Bundan tam 32 yıl önce, 16 Mart 1988’de Kürt halkına karşı gerçekleştirilen büyük bir katliamdır Halepçe. Kimyasal silahlar aracığıyla gerçekleştirilen katliamda resmi olarak 6000, gayri resmi olarak 7000 civarı insanın öldürüldüğü söylenir.
İnsanlar nasıl öldürüldü?
16 Mart sabahı Kürt halkı uyandığında herkes evinde elma kokusu aldı. Koku nereden geliyor diye camdan baktılar ve sonra dışarı çıktılar. Kokunun geldiği tarafa doğru yürümeye başladılar. Zamanla derilerinde sıcaklık hissetmeye başladıkları için kokuya ulaşmayı bir tarafa bırakıp su aramaya yöneldiler. Derileri gittikçe daha fazla yanıyordu. Öyle bir kimyasal silahtı ki bu derilerinin üzerindeki kıyafet duruyor ama kıyafetlerinin altındaki insan derisi adeta yanıyordu. Koşuştular, çırpındılar, debelendiler…

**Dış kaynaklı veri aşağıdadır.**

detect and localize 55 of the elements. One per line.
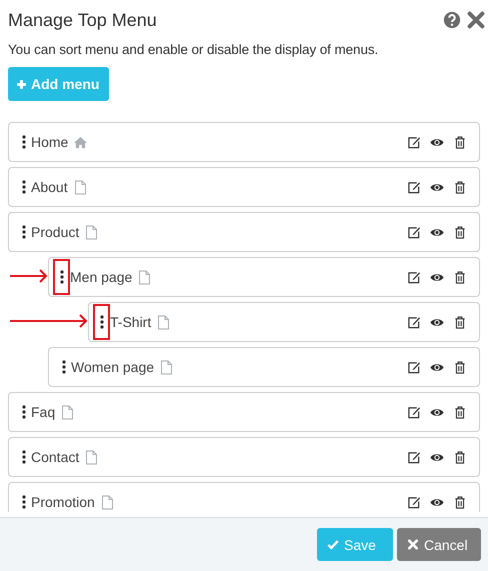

Bağrışlar, çığlıklar içinde öldü hepsi. Kucağında bebeğiyle olan anne de öldü, 8 yaşındaki çocuk da öldü.
Halepçe’de insanlık öldü. Halepçe katliamına dair birçok fotoğraf gördü insanoğlu. Kucağında kundaklı bebek ile taş kesilmiş ana, çocuğun elini sıkı sıkıya tutarak ölen baba, çocukların yan yana yatan bedenleri ve daha bir sürü acı fotoğraf...

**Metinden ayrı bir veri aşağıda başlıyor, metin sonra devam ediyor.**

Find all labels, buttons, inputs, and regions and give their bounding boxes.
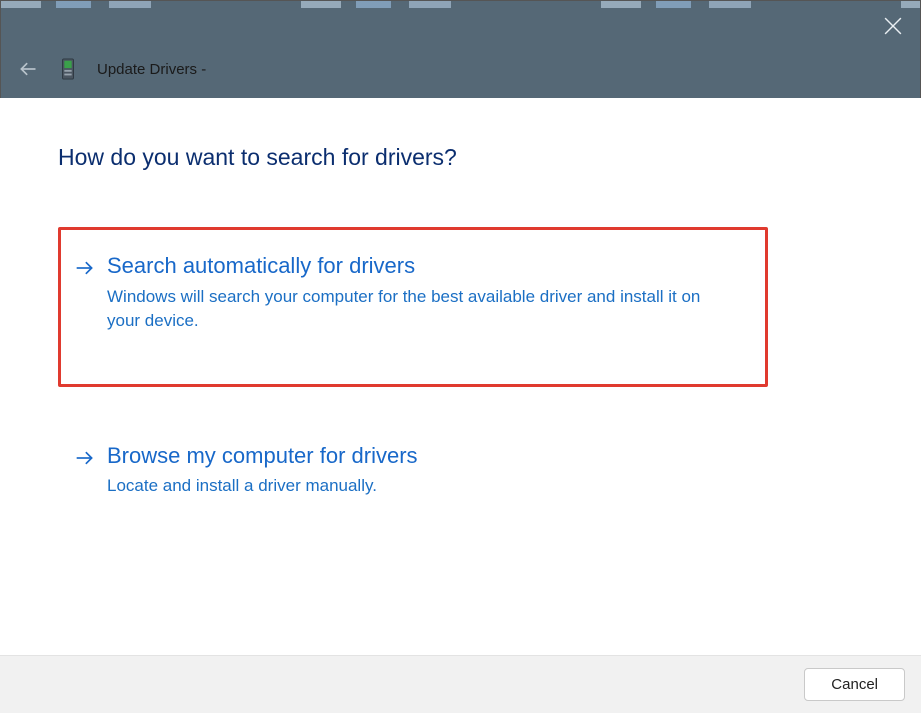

Bütün dünya tanıklık etti bu katliama. Emperyalizmin kuklası iktidarların sefil çıkarları uğruna koskoca bir halk öldü 16 Mart günü.
Kapitalist sisteme karşı mücadeleye!
Halepçe’de katledilen Kürt halkının asıl düşmanı bu sistemdir. Dünya üzerindeki bütün halkların düşmanı bu sistemdir, kapitalizmdir.
Kapitalist sistem egemen oldukça ağızdan çıkan bir söz yüzünden çok acılar çekeriz.
Ama örgütlenmiş bir mücadelenin karşısında ne bir ağız ne bir söz ne bir sistem durabilir.
Örgütlenmiş bir mücadelenin karşısında kimse duramaz. Yalnızca Halepçe için değil, Dersim, Roboski, Şırnak ve yapılan bütün katliamların hesabını sormak için kapitalizme karşı örgütlü mücadeleye!